Did you know I started two businesses prior to Bagnet?
The first was an Interior Design company based here in Sacramento. I set up a website, made business cards, took photos of my work and . . . soon decided that Sacramento was not an ideal place to start my business due to some very talented competition and a limited number of designer-hiring residents. The second was an e-commerce store selling large dog supplies and accessories. Again, I created the website, added products and photos and even went to a few trade shows. Despite receiving some orders I realized that my heart wasn’t really into selling dog supplies and I closed up shop.
During that time I was pretty unhappy in my career and I was hell bent on figuring a way out and being my own boss. The day I created the first Bagnet I wasn’t necessarily looking to start a business – I made the first one out of sheer frustration that there wasn’t a product on the market that could solve my (regularly occurring) problem of no hooks in public restrooms. I didn’t make the prototype with a business in mind, but when I stitched together that first Bagnet and started using it everywhere, there was no option in my mind but to develop the product and start selling it.
Sometimes I wonder if I hit upon success because I stopped trying to “manufacture” a business and allowed one to develop naturally.

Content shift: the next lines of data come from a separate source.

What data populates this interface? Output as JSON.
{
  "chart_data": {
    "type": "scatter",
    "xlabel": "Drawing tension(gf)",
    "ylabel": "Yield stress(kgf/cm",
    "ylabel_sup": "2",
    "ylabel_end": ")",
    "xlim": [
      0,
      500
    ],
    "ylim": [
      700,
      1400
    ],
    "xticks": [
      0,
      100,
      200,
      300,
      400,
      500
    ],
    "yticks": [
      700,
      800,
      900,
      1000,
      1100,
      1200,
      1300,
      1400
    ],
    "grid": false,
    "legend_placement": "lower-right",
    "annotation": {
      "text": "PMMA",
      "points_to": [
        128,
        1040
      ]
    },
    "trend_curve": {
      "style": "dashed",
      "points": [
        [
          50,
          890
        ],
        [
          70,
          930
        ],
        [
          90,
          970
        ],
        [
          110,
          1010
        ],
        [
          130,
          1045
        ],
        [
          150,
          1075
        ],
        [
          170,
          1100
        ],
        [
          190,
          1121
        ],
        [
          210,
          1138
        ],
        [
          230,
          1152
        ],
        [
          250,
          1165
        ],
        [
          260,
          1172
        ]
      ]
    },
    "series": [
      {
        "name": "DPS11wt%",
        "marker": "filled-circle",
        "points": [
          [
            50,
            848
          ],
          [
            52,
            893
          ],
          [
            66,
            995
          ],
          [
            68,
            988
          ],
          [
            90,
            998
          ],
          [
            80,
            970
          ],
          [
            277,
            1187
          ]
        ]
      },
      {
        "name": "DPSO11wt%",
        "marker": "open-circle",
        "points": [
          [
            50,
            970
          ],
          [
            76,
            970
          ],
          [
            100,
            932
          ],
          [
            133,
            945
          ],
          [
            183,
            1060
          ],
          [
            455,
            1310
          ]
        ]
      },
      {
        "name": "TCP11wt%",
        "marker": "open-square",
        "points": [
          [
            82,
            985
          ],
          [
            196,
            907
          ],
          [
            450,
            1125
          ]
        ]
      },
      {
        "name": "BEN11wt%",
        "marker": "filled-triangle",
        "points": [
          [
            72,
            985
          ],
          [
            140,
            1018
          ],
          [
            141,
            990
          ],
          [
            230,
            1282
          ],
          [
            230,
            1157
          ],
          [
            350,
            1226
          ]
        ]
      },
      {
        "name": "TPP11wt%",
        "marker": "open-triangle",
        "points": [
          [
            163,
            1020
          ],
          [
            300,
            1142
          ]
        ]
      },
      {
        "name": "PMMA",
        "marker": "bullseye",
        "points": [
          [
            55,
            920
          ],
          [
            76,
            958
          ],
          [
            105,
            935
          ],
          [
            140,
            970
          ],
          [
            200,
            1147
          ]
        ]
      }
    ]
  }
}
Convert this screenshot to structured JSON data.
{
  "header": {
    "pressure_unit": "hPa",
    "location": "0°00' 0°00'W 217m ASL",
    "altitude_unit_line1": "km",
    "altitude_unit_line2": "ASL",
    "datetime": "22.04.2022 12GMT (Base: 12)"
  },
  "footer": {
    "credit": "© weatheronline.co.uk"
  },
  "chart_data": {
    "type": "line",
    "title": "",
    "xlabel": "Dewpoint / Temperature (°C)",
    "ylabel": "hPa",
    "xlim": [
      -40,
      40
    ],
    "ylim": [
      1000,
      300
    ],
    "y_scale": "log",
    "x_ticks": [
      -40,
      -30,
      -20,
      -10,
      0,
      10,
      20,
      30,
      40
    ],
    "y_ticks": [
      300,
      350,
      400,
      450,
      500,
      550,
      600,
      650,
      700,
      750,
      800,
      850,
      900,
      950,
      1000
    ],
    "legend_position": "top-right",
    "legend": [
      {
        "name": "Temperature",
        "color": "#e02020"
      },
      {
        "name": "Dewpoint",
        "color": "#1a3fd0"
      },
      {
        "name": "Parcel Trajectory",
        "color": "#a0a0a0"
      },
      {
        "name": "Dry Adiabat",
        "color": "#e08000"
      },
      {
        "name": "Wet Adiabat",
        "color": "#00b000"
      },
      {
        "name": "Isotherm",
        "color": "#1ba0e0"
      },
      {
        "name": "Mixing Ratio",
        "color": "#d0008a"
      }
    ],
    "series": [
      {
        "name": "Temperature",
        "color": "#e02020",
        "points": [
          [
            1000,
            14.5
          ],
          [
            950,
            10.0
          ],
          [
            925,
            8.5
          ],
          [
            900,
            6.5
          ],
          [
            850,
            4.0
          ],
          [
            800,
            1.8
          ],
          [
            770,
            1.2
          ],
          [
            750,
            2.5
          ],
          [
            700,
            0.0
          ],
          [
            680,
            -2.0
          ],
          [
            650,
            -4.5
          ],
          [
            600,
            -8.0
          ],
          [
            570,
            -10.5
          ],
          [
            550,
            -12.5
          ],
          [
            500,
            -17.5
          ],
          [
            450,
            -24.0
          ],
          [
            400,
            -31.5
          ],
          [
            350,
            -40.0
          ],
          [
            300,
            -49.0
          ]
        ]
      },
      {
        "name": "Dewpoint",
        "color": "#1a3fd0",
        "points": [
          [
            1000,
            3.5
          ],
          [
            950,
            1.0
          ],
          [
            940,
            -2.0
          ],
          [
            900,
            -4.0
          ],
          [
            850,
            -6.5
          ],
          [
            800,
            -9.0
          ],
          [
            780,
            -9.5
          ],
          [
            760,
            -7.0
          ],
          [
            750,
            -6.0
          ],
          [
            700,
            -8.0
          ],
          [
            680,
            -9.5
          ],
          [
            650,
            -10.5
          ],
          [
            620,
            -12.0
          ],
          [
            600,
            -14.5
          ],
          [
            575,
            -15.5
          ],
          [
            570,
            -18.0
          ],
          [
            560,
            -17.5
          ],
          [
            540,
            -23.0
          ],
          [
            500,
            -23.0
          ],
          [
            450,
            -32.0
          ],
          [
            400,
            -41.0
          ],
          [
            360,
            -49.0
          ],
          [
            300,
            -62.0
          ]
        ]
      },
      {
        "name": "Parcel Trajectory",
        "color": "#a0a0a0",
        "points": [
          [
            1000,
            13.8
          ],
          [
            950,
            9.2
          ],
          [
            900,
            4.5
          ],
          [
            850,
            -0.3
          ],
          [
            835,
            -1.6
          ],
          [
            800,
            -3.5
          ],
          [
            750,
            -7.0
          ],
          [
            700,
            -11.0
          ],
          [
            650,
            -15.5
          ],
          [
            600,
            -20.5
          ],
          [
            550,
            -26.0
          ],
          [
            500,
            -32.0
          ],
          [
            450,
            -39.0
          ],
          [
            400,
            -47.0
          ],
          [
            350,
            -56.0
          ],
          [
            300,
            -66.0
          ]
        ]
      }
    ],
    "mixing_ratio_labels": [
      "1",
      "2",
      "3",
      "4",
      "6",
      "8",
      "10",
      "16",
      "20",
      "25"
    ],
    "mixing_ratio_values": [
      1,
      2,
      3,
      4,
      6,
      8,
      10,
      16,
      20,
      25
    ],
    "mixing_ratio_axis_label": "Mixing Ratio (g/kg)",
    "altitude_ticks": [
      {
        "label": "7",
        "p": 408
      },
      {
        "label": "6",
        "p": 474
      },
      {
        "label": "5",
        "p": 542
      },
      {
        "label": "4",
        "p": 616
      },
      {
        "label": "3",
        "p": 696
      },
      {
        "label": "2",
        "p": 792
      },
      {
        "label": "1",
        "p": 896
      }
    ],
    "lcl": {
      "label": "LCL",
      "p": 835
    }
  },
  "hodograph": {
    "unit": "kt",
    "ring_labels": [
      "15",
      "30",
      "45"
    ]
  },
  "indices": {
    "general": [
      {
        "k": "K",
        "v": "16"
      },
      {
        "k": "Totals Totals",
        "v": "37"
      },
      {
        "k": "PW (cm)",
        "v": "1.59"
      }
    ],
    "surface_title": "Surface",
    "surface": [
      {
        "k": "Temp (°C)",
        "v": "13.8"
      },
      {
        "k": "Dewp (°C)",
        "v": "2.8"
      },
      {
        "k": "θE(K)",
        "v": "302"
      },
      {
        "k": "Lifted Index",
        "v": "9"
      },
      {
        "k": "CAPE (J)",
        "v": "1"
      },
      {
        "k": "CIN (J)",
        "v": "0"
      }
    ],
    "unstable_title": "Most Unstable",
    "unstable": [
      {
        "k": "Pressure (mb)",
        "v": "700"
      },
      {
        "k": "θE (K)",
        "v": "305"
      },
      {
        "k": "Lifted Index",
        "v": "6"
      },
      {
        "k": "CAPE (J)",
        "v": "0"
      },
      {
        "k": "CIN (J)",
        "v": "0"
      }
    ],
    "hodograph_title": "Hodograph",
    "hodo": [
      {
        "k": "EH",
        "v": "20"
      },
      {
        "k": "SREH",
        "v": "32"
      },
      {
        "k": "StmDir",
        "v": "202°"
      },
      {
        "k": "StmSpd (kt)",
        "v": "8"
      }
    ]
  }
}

One thing I’m sure of is that my first two “failed” businesses weren’t really failures at all. I look at those attempts as stepping stones that allowed me to finally achieve my goal, and without having those experiences Bagnet might not have ever taken off. Without those failures, I’d have no perspective on success and I wouldn’t have clarity on what truly fulfills me as a business owner. Most importantly, I didn’t let those failures define me and I didn’t let them inhibit me. I could have dwelled on the disappointment and the embarrassment of failure but instead, I reflected on the experiences, learned what I could from them, and allowed myself to move on without beating myself up (no easy feat for a Type-A perfectionist). Whenever the fear of failure creeps into my thoughts I remind myself that you have to fail before you can succeed, and I repeat this quote from Henry Ford: “Failure is only the opportunity to begin again, only this time more wisely”.